As part of his “Better Out Than In” residency in New York, Banksy set up a stall on the 5th Avenue border of Central Park peddling his authentic canvases for merely $60 bucks a pop. In between the dude who charges $40 for a black and white caricature and the numerous vendors carrying autographed One Direction memorabilia, an elderly man in white cap manned the Banksy stall until 6 p.m.. His first sale occurred at 3:30 PM to a woman haggling two pieces at half-off for her children, and only two other purchasers followed throughout the day (both tourists). With over three dozen pieces, the stand had an estimated value of $1.59 million, and the buyers unwittingly walked away with up to $300,000 worth of authentic work.

This, out of all of Banksy’s daily exhibitions throughout the month of October, is perhaps most telling. In the last couple of weeks, we’ve seen fanatics stalking Banksy’s slaughterhouse truck of stuffed animals throughout every corner of the Meatpacking District. Hordes of journalists have staked out in front of his peeing dog graphic in Midtown to document the deluge of New Yorkers who Instagram the work. A group of men from the rough-and-tumble East New York have been charging $20 for a look at Banksy’s latest tag there. The very next day, the same piece was chiseled out of the wall to be sold for auction.

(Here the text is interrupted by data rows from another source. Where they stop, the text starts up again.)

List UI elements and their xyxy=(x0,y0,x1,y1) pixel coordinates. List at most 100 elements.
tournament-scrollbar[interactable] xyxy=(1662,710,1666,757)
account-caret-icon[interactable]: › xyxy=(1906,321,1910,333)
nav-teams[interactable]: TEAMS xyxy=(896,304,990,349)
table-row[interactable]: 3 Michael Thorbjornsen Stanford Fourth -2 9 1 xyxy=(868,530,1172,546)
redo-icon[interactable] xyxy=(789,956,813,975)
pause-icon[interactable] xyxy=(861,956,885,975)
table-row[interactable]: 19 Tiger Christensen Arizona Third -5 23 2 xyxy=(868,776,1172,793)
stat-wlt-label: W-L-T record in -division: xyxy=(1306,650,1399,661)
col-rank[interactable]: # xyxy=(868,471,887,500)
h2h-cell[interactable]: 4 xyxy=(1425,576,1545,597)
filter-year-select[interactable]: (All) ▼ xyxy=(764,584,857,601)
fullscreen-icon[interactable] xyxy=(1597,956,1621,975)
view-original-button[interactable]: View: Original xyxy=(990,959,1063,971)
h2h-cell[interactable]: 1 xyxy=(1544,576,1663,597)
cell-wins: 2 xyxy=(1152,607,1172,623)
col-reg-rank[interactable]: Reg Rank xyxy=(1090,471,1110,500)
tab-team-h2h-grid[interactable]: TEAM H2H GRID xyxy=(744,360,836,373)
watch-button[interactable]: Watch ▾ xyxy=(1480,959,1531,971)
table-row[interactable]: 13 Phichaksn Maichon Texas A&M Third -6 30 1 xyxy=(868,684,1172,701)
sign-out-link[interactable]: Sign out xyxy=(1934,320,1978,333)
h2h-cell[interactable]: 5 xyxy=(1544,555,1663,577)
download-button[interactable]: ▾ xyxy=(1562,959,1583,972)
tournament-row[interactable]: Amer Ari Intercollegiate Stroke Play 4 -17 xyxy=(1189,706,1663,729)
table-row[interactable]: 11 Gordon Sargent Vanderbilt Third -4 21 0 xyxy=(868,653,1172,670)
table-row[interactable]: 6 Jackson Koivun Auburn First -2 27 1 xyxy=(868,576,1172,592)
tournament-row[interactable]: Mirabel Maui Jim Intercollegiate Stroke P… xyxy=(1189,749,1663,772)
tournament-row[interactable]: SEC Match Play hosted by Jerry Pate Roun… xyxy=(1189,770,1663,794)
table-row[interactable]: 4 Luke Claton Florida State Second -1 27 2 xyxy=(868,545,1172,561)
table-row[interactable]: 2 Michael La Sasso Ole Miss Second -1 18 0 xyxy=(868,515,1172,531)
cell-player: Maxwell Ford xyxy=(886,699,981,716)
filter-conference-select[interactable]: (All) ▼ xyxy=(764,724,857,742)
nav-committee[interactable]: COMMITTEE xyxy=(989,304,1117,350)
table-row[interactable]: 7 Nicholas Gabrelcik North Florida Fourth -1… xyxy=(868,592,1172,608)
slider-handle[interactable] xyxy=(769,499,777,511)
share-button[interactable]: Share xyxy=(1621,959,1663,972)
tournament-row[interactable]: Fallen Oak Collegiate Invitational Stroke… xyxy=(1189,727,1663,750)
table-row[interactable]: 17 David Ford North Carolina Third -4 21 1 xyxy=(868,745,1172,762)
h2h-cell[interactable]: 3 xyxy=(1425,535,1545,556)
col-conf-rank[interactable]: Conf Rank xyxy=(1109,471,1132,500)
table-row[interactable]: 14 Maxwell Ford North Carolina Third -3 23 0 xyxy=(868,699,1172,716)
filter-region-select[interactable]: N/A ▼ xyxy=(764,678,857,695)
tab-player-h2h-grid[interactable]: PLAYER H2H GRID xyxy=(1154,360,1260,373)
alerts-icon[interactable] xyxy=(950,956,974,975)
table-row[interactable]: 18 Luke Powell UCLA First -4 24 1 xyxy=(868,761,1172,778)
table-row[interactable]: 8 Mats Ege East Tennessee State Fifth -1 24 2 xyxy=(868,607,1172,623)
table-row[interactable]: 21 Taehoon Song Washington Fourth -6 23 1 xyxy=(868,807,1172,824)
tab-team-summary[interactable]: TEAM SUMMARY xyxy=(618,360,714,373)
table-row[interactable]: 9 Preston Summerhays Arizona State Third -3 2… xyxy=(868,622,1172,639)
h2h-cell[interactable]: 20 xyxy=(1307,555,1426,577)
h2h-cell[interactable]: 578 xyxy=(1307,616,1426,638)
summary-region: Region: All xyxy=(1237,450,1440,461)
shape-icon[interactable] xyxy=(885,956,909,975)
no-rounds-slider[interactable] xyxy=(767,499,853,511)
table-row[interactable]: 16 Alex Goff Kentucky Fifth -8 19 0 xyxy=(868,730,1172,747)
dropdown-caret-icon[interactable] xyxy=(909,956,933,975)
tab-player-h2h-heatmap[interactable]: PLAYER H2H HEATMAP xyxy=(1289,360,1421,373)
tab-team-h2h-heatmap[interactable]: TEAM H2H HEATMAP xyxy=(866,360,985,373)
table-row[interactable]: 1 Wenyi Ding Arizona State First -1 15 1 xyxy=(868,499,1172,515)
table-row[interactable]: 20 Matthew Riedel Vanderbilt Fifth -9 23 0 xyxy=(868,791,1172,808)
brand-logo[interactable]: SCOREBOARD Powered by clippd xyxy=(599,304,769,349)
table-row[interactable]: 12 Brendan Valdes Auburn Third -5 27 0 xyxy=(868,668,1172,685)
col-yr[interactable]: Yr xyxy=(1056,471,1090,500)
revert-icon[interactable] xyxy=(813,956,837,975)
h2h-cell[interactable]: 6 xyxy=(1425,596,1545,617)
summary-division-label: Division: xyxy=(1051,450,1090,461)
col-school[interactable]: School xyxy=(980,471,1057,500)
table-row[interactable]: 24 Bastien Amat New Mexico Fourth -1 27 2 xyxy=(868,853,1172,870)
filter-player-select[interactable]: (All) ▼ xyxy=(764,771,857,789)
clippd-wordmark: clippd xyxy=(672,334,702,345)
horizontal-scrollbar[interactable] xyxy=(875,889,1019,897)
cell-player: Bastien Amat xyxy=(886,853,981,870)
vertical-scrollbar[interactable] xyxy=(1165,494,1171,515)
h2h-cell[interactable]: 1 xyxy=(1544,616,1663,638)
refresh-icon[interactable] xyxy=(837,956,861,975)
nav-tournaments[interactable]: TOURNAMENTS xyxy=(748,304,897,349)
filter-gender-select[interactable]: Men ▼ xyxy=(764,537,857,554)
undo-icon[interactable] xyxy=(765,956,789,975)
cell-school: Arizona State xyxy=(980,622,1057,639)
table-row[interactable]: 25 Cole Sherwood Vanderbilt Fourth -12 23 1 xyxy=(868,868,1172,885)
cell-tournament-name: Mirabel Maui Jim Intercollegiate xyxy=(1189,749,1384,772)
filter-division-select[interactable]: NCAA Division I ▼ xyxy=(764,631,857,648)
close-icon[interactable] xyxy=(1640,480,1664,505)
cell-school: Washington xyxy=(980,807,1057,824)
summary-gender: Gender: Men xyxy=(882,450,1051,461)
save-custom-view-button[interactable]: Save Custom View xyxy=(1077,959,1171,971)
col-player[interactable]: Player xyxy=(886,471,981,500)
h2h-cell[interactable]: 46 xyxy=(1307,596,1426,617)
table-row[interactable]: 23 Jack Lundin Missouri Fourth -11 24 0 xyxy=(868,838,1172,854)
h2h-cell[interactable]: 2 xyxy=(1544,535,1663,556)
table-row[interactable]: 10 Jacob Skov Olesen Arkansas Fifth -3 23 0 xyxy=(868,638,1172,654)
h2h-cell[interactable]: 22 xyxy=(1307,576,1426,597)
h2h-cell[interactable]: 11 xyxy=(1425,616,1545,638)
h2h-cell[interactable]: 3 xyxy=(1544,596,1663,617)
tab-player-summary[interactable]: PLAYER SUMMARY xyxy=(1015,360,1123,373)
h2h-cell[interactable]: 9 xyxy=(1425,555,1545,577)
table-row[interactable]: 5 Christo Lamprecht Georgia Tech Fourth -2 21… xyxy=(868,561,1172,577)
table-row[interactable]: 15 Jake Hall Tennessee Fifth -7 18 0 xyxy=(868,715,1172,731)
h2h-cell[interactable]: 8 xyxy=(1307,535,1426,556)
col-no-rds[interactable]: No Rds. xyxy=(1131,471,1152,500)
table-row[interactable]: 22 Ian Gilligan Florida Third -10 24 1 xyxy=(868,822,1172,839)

Juxtaposing his Central Park experiment against the fauxhemian hysteria of his more publicized work, Banksy is showing that his graffiti is not the subject of “Better Out Than In” — rather, we are. While everyone loves to play the pseudo-art critic and bemoan the institutionalization of street art by the media, there is no puritanical expression of graffiti. The hilarious catch twenty-two is that the more one becomes the visual voice of the voiceless, the more street cred one gains, and therefore the more value one’s work will garner in a gallery setting. Banksy’s experiment shows that without “selling out,” without Twitter to create buzz about his whereabouts and without journalists to speculate his identity, no one would care about his art. He’s proven this point numerous times as several of his recent installations for “Better Out Than In” have been defaced and mistaken for commonplace graffiti. Without context and directed marketing, we know absolutely nothing about art. Its value is derived from the value society assigns it, and thus the so-called commercialization of street art is a farce.